SPIRAL: Self-Play on Zero-Sum Games Incentivizes Reasoning via Multi-Agent Multi-Turn Reinforcement Learning¶
Meta Information¶
- Conference: ICLR 2026
- arXiv: 2506.24119
- Code: https://github.com/spiral-rl/spiral
- Area: Reinforcement Learning
- Keywords: self-play, zero-sum games, multi-agent RL, reasoning, LLM, transfer learning
TL;DR¶
The SPIRAL framework is proposed, enabling LLMs to undergo self-play training in multi-turn zero-sum games. By stabilizing training through Role-conditioned Advantage Estimation (RAE), it improves reasoning capabilities by up to 10% without domain-specific data and identifies complementary cognitive skills developed across different games.
Background & Motivation¶
- Limitations of Prior Work in RLVR: Current RL approaches for enhancing LLM reasoning rely on meticulously designed reward functions and domain-specific datasets (e.g., mathematics), leading to limited scalability.

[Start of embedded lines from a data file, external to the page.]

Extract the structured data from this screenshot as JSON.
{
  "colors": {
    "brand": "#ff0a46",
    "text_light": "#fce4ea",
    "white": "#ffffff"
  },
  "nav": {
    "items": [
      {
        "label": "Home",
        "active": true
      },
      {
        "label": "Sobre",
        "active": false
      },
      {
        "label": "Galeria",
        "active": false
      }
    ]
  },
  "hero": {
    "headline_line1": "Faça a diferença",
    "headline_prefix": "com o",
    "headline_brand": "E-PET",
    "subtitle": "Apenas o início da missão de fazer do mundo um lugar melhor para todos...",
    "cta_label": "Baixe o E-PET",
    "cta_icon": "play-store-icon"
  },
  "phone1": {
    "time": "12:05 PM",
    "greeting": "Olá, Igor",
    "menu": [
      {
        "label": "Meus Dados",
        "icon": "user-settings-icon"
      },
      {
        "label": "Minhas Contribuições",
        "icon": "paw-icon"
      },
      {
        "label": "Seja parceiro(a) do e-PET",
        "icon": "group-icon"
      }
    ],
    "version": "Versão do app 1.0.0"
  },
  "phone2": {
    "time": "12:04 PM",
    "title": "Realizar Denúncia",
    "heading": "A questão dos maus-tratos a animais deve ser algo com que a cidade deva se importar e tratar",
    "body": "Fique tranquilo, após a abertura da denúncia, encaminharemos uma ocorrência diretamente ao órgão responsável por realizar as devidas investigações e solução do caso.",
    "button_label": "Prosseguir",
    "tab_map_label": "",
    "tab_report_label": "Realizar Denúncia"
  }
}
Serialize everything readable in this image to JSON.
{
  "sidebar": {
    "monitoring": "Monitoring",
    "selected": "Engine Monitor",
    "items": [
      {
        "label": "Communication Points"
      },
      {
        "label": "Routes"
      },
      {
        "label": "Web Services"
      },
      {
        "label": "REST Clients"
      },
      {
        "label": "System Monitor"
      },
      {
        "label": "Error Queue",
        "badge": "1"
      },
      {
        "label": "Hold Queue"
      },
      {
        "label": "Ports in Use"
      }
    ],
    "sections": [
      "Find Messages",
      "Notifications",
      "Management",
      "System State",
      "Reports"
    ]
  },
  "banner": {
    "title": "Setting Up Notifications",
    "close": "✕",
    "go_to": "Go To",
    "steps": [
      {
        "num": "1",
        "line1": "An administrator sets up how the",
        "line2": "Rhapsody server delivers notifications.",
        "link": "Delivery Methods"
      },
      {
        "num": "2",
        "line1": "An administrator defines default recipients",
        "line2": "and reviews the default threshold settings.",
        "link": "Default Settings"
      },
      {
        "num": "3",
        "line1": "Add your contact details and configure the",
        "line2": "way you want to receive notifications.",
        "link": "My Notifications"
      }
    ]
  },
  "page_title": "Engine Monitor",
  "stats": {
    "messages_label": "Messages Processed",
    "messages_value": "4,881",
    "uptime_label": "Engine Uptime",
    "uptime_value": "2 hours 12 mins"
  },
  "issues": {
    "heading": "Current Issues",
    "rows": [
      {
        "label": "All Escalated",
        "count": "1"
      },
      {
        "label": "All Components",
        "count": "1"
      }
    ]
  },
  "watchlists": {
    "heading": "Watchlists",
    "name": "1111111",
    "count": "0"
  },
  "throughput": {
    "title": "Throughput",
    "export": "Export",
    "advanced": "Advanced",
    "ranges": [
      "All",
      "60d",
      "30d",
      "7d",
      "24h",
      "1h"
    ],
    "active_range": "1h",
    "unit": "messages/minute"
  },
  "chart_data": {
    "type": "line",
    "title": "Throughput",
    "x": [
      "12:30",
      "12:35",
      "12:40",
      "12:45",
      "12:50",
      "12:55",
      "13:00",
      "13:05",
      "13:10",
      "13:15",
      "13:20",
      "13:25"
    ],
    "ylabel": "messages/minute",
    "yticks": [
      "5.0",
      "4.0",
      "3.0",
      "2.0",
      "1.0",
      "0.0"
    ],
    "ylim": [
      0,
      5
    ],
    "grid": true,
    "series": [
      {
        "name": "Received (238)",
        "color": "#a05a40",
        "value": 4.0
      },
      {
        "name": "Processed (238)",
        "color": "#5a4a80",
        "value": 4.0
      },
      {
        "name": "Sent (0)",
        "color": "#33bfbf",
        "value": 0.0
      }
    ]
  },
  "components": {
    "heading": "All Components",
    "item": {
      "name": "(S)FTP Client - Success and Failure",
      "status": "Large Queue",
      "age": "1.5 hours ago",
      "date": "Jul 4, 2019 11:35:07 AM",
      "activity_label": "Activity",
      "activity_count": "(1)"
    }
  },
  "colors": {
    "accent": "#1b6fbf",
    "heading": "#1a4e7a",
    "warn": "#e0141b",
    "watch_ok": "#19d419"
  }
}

- Potential of Self-Play: From TD-Gammon to AlphaGo, self-play has achieved tremendous success in traditional AI, but its application to enhancing LLM reasoning remains largely unexplored.
- Key Challenge with Fixed Opponents: Training models against a fixed opponent (e.g., Mistral/Gemini) leads to overfitting on static strategies (Figure 2).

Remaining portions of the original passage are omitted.